- Film poster
- Directed by: Mario Mattoli
- Written by: Aldo De Benedetti Mario Mattoli
- Produced by: Baldassarre Negroni
- Starring: Alida Valli Fosco Giachetti Eduardo De Filippo Carlo Romano
- Cinematography: Ubaldo Arata
- Edited by: Fernando Tropea
- Music by: Ezio Carabella
- Production company: Excelsa Film
- Distributed by: Minerva Film
- Release date: 21 September 1945;
- Running time: 84 minutes
- Country: Italy
- Language: Italian

= Life Begins Anew =

1945 film

Life Begins Anew (La vita ricomincia) is a 1945 Italian melodrama film directed by Mario Mattoli and starring Alida Valli, Fosco Giachetti and Eduardo De Filippo. It was the third most popular Italian film during 1945-46 after Roberto Rossellini's Rome, Open City and Partenza ore 7, a comedy also directed by Mattoli.

==Plot==
Paolo Martini, a doctor of chemistry and Italian veteran returns home to Rome after spending some time in a British Prisoner of War camp during the Second World War. After returning to find his son, Sandro, grown some years. He finds his wife, Patrizia, had some difficulty during his 6 years away. He also meets the Professor, their new next-door neighbor who lost his wife and daughter in the bombings of Napoli.

After readjusting to his new life at home, Paolo is frightened when Patrizia suddenly disappears. After searching through Rome with the Professor, he finally finds her in custody at the police station. She has been accused of murdering a man.

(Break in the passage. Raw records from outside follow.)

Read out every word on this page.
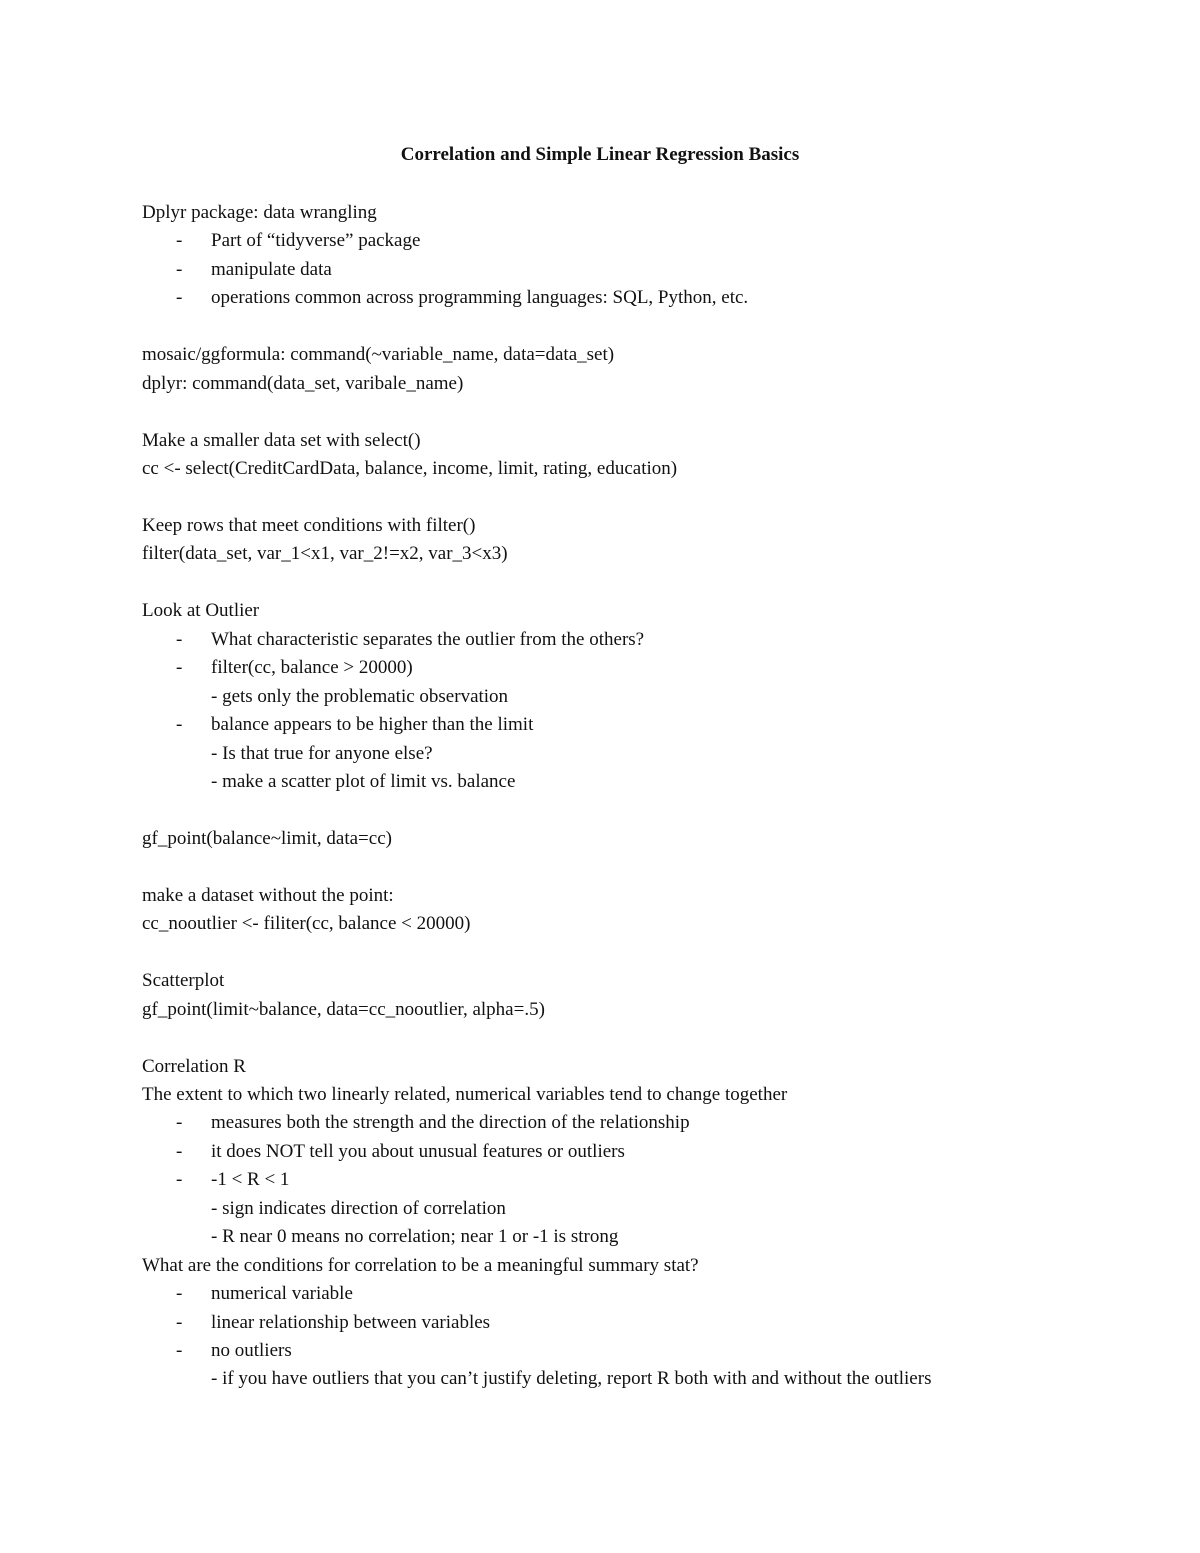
Correlation and Simple Linear Regression Basics
Dplyr package: data wrangling
- Part of “tidyverse” package
- manipulate data
- operations common across programming languages: SQL, Python, etc.
mosaic/ggformula: command(~variable_name, data=data_set)
dplyr: command(data_set, varibale_name)
Make a smaller data set with select()
cc <- select(CreditCardData, balance, income, limit, rating, education)
Keep rows that meet conditions with filter()
filter(data_set, var_1<x1, var_2!=x2, var_3<x3)
Look at Outlier
- What characteristic separates the outlier from the others?
- filter(cc, balance > 20000)
- gets only the problematic observation
- balance appears to be higher than the limit
- Is that true for anyone else?
- make a scatter plot of limit vs. balance
gf_point(balance~limit, data=cc)
make a dataset without the point:
cc_nooutlier <- filiter(cc, balance < 20000)
Scatterplot
gf_point(limit~balance, data=cc_nooutlier, alpha=.5)
Correlation R
The extent to which two linearly related, numerical variables tend to change together
- measures both the strength and the direction of the relationship
- it does NOT tell you about unusual features or outliers
- -1 < R < 1
- sign indicates direction of correlation
- R near 0 means no correlation; near 1 or -1 is strong
What are the conditions for correlation to be a meaningful summary stat?
- numerical variable
- linear relationship between variables
- no outliers
- if you have outliers that you can’t justify deleting, report R both with and without the outliers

Patrizia admits to Paolo that during the desperate war years, she prostituted herself to pay for medicine to keep Sandro alive. Paolo is at first outraged and pushes her away. He even tried to confess to the murder to spare Patrizia, despite the advice of the investigator not to. Patrizia is eventually acquitted of the murder, but Paolo admits to wanting to leave her. The Professor's speech to Paolo at the end of the film convinces Paolo to stay and try to restart his life anew with Sandro and Patrizia.

==Cast==
- Alida Valli as Patrizia Martini
- Fosco Giachetti as Paolo Martini
- Eduardo De Filippo as Il professore
- Carlo Romano as Croci
- Aldo Silvani as Il giudice istruttore
- Nando Bruno as Scorcelletti, il camionista
- Anna Haardt as La baroness Magda Huberth
- Maria Donati as Maria
- Ughetto Bertucci as Righetto
- Maurizio Ceselli as Sandrino Martini, figlio di Patrizia e Paolo

==Production==
The film was shot on location in war-damaged Naples. This was not because the director Mattoli wished to follow neorealist style, which he largely rejected. Interior scenes were shot at the Palatino Studios in Rome. The film was important in Giachetti's transition from one of the leading stars of the Fascist era into a figure acceptable to post-war audiences. This was partly achieved through retaining his previously strongly masculine persona which was adapted to the new conditions. Alida Valli, also a celebrated Fascist period star, received a boost from the film and went to Hollywood the following year.